Governare la città di Roma.
Dopo anni di malgoverno e malversazioni, di una città allo sbando.
Tutto sommato come sparare sulla Croce Rossa. Fare un poco meglio non sarebbe stato molto difficile.
E invece accade di tutto.
Tre settimane per nominare una Giunta comunale dopo l’analisi dei curricula. Come risultato la nomina come assessore all’ambiente di tal Muraro, una consulente per 10 anni della municipalizzata AMA Roma e dei vari presidenti per più di 1 milione di parcelle.
Apriti cielo nessuno sapeva niente.
Poi, ecco le nomine a capo di gabinetto della sindaca Raggi di un magistrato (Raineri) con stipendio da 220.000 euro ovviamente confermati, che dopo poche settimane scappa dimettendosi.
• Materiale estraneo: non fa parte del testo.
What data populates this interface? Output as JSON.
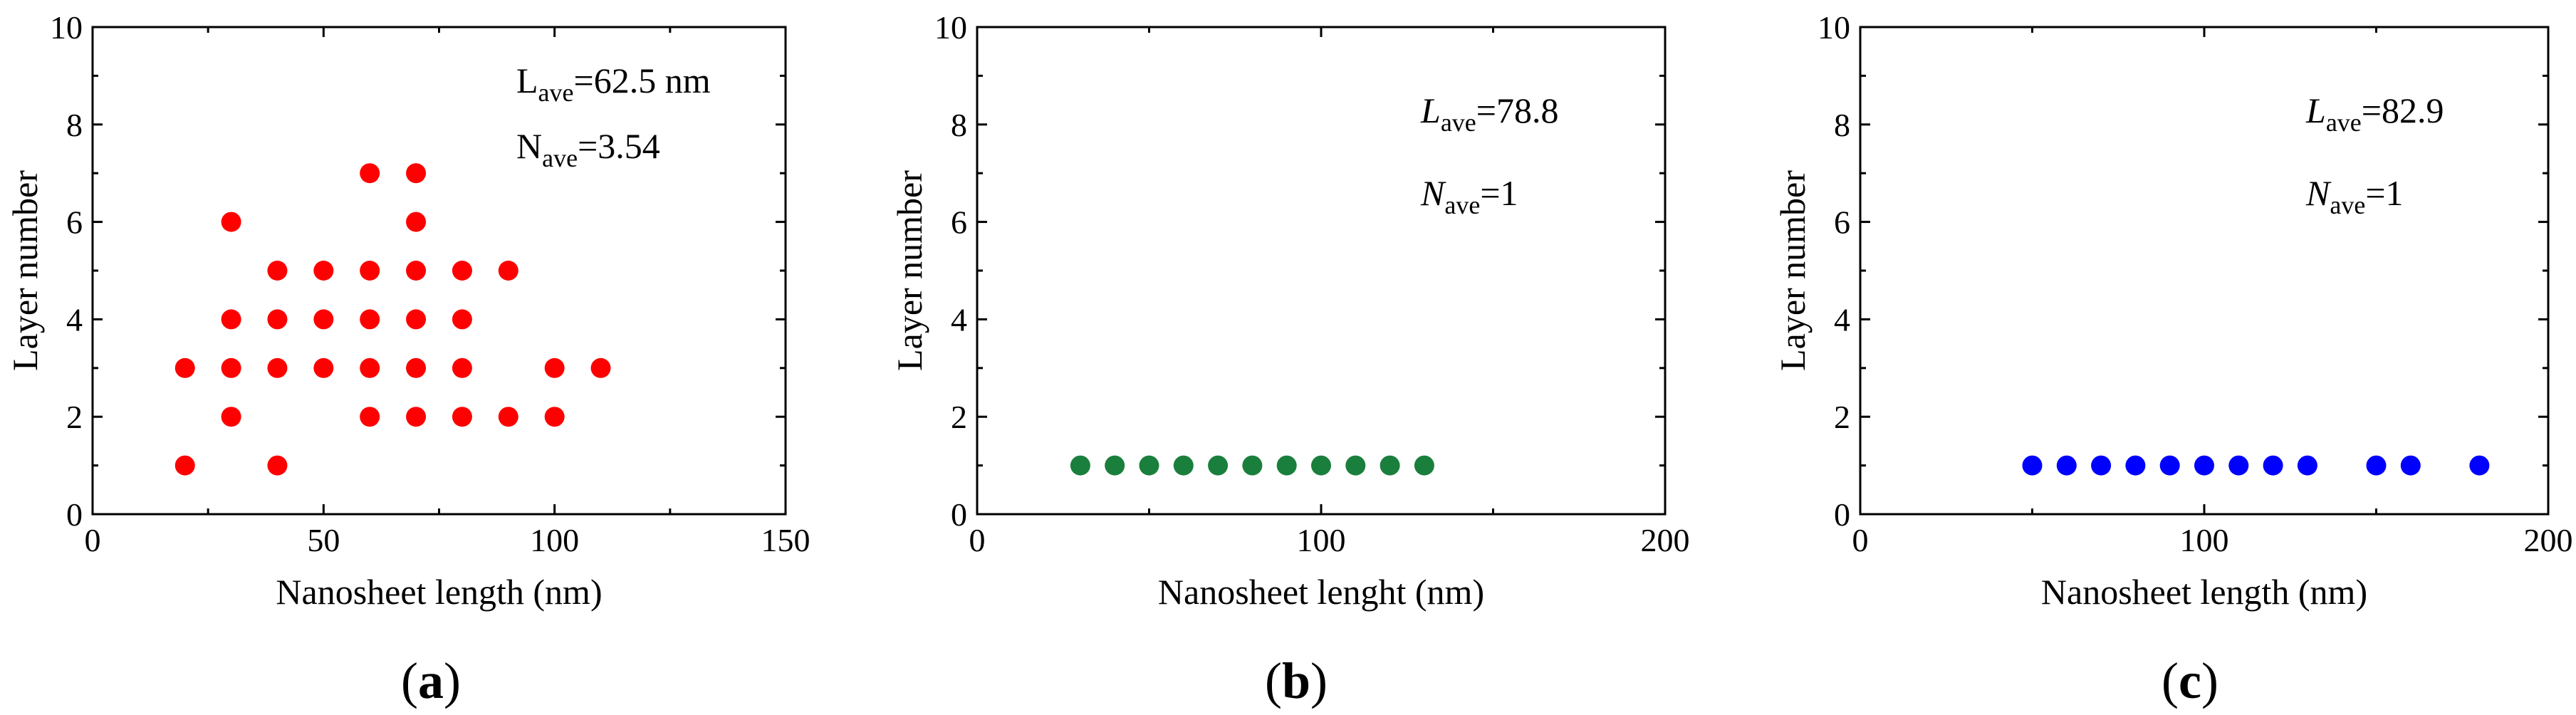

Ecco le nomine del responsabile della segreteria della Raggi anche lui con stipendino da 80.000 euro, oltre a vari collaboratori da 80.000 euro sempre nominati dalla neo sindaca.
C’è anche l’assessore al Bilancio (Minenno) scelto sempre con i famosi curricula, che si dimette e scappa letteralmente dicendo che vi sono cose poco chiare.
All’ultima Giunta di ieri, la Raggi si presenta sorridente e dopo pochi minuti finisce in rissa con i suoi assessori che gli chiedono se è sulla luna o su marte e annunciano che “sto casino è già costato 5 punti percentuali nei sondaggi nazionali”.
Ovviamente ufficialmente si tratta di un complotto dei poteri forti plutomassonici che tramano contro, come sempre.
Un delirio, un incubo per una città di 2,5 milioni di abitanti in ginocchio che rischia il colpo di grazia firmato da un manipolo di populisti oggettivamente allo sbaraglio.
Il buon Grillo, fuori di sè annuncia un suo pronto intervento, poi forse preso dallo sconforto, rinuncia e non si fa vedere.
Roma pare diventata la Stalingrado del M5S ma purtroppo dalla parte di Von Paulus (tedeschi). Da parte dei vertici M5S e in particolare dell’onorevole locale varazzino il silenzio è assordante, nonostante i festeggiamenti VIP sul palco, a Roma, il giorno dopo la vittoria elettorale. Sarebbe invece interessante sapere il suo autorevole giudizio, purché non sia una copia di una velina dello studio associato d’immagine Casaleggio e C.